Parliament signals it’s likely to keep rate ceiling in place

MPs in session. FILE PHOTO | NMG

What you need to know:

  • The proposals that retain capping means banks must live with it.

The latest move by Kiambu Town MP and chief architect of interest rate caps Jude Njomo to table amendments to the Banking (Amendment) Act, 2016, while largely preserving the cap, is the clearest signal rate ceilings are here to stay.

His changes are largely to comply with a High Court ruling issued in March 2019, which essentially declared the rate caps unconstitutional on the basis of being vague, imprecise and ambiguous.

I went through the ruling and the bench basically questioned the drafting quality of the legislation. Consequently, the court, while not suspending the law, gave Parliament 12 months to ensure compliance. The ruling was basically a form of judicial review.

The amendments tabled by Njomo have some three key propositions: first, it clarifies that the interest rate under reference is to be computed or applied on an annual basis.

The High Court had castigated the legislation for being vague as to the period the four percent interest (charged above the Central Bank rate) is applicable, as it does not specify whether it is to be charged per day, per month or per annum.

Second, it has replaced the term ‘credit facility’ with the word ‘loan’’. This is in response to the bench’s ruling that the terms credit facility and loan cannot be used interchangeably and doing so can trigger different subjective interpretations.

Consequently, the court directed that, in order to remove the possibility of conflicting construction of the phrases, it is necessary that the term credit facility for purposes of Section 33B (1) be explicitly defined.

Finally, in the amendment, the MP reaffirms that the maximum interest rate charged by banks and financial institutions on loans should not exceed four percentage points above the base rate as set and published by the CBK (the base rate in this case refers to the Central Bank Rate or CBR).

Indeed, the bench had raised queries on the wording of Section 33B (1)(a), which reads as follows: the maximum interest rate chargeable for a credit facility in Kenya at no more than four percent, the base rate as set and published by the Central Bank of Kenya.

According to the bench, the provision is not clear whether the word “of” was intentionally left out by the drafters of the legislation.
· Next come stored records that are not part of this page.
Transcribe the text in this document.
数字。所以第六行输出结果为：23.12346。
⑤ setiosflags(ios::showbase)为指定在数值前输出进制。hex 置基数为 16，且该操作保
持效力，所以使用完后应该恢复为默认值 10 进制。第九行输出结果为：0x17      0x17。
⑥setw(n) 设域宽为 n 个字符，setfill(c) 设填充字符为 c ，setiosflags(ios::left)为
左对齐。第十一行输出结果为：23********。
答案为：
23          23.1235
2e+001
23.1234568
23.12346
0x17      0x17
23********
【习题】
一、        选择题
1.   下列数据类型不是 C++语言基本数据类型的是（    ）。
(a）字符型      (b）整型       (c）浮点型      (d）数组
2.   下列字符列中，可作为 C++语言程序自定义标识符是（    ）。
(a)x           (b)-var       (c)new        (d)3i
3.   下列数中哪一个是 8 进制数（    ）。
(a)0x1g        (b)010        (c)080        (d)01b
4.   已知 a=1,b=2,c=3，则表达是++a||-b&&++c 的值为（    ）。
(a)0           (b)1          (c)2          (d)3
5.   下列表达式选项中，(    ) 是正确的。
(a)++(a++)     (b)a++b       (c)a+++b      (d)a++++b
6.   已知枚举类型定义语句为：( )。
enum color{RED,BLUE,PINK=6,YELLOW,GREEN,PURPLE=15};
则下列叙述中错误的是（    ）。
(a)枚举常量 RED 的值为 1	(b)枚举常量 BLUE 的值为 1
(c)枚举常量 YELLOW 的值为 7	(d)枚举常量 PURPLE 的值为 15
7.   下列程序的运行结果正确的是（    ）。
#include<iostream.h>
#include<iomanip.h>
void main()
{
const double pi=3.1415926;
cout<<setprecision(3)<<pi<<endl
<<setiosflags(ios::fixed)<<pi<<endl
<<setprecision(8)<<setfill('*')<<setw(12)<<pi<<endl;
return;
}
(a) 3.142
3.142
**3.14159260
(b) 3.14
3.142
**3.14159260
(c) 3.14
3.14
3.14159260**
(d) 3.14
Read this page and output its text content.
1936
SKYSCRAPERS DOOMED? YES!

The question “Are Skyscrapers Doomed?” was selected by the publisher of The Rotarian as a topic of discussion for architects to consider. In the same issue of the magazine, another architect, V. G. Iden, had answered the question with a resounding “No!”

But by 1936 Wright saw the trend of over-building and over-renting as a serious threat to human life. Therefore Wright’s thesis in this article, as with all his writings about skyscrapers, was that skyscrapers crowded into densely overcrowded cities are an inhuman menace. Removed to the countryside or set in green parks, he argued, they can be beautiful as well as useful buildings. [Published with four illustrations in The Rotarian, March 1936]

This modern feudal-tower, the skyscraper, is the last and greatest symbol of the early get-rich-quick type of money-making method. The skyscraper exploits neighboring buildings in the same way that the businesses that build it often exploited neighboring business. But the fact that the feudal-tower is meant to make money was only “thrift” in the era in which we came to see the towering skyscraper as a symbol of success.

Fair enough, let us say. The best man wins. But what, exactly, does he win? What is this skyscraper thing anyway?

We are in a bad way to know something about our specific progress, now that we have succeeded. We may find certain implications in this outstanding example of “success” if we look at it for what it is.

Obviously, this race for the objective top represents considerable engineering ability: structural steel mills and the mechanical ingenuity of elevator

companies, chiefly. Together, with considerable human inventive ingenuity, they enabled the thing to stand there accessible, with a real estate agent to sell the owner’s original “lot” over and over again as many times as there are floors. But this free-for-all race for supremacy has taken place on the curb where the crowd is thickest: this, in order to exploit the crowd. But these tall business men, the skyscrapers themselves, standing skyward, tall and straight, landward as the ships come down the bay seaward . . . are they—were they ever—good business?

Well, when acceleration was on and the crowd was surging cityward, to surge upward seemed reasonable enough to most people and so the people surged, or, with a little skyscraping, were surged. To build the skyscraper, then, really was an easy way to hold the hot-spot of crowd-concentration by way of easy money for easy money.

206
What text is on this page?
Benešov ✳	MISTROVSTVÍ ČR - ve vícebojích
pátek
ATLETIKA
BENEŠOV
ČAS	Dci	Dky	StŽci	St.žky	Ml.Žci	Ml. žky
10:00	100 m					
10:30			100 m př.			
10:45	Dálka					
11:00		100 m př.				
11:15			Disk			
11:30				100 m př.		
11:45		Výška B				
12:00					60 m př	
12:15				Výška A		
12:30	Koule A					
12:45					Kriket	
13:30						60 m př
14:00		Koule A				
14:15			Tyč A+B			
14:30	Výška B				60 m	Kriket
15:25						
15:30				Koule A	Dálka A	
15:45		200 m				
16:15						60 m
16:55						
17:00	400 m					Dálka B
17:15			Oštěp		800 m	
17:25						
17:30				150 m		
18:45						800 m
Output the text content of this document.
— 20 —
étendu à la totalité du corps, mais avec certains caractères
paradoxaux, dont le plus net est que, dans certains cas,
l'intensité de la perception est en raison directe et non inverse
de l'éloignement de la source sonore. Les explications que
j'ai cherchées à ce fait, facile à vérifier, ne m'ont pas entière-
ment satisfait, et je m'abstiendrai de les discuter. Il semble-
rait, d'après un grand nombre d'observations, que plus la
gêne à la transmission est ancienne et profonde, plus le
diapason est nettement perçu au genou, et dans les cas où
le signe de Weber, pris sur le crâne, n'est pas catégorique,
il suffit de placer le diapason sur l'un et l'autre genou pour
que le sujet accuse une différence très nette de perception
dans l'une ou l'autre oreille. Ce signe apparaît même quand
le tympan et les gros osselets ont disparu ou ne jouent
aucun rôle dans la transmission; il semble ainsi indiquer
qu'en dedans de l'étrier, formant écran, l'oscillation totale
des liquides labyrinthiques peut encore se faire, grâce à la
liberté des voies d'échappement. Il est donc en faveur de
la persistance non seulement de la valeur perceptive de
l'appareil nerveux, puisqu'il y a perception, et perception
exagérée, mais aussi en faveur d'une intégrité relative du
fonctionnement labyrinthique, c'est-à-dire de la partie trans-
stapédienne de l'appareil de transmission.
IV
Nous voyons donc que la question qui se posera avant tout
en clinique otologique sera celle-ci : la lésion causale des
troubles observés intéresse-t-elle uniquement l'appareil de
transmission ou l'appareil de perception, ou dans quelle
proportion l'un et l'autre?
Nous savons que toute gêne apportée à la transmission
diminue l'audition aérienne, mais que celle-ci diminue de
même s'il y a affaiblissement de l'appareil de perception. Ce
Could the words “at no more than four percent, the base rate” mean four percent above the base rate.

Additionally, there could also be a mischievous interpretation of the words “at no more than four percent, the base rate” to mean below the CBR.

These amendments will certainly set the tone for upcoming debate on Finance Bill 2019, especially on the proposal by the Treasury Cabinet secretary to repeal section 33B of the Banking (Amendment) Act, 2016.

Further, the amendment bill is likely to embolden Parliament’s position of unwillingness to remove the cap.

Essentially, rate cap is here to stay and commercial banks had better adjust, for those who are yet to do so three years into the capped operating environment.

In regards to the (lack of) funding of micro, small and medium enterprises (MSMEs), the Central Bank of Kenya should now move with speed and roll out the SME credit guarantee scheme, part of intervention schemes outlined by the Treasury Cabinet secretary in the fiscal year 2019/20 budget statement to Parliament.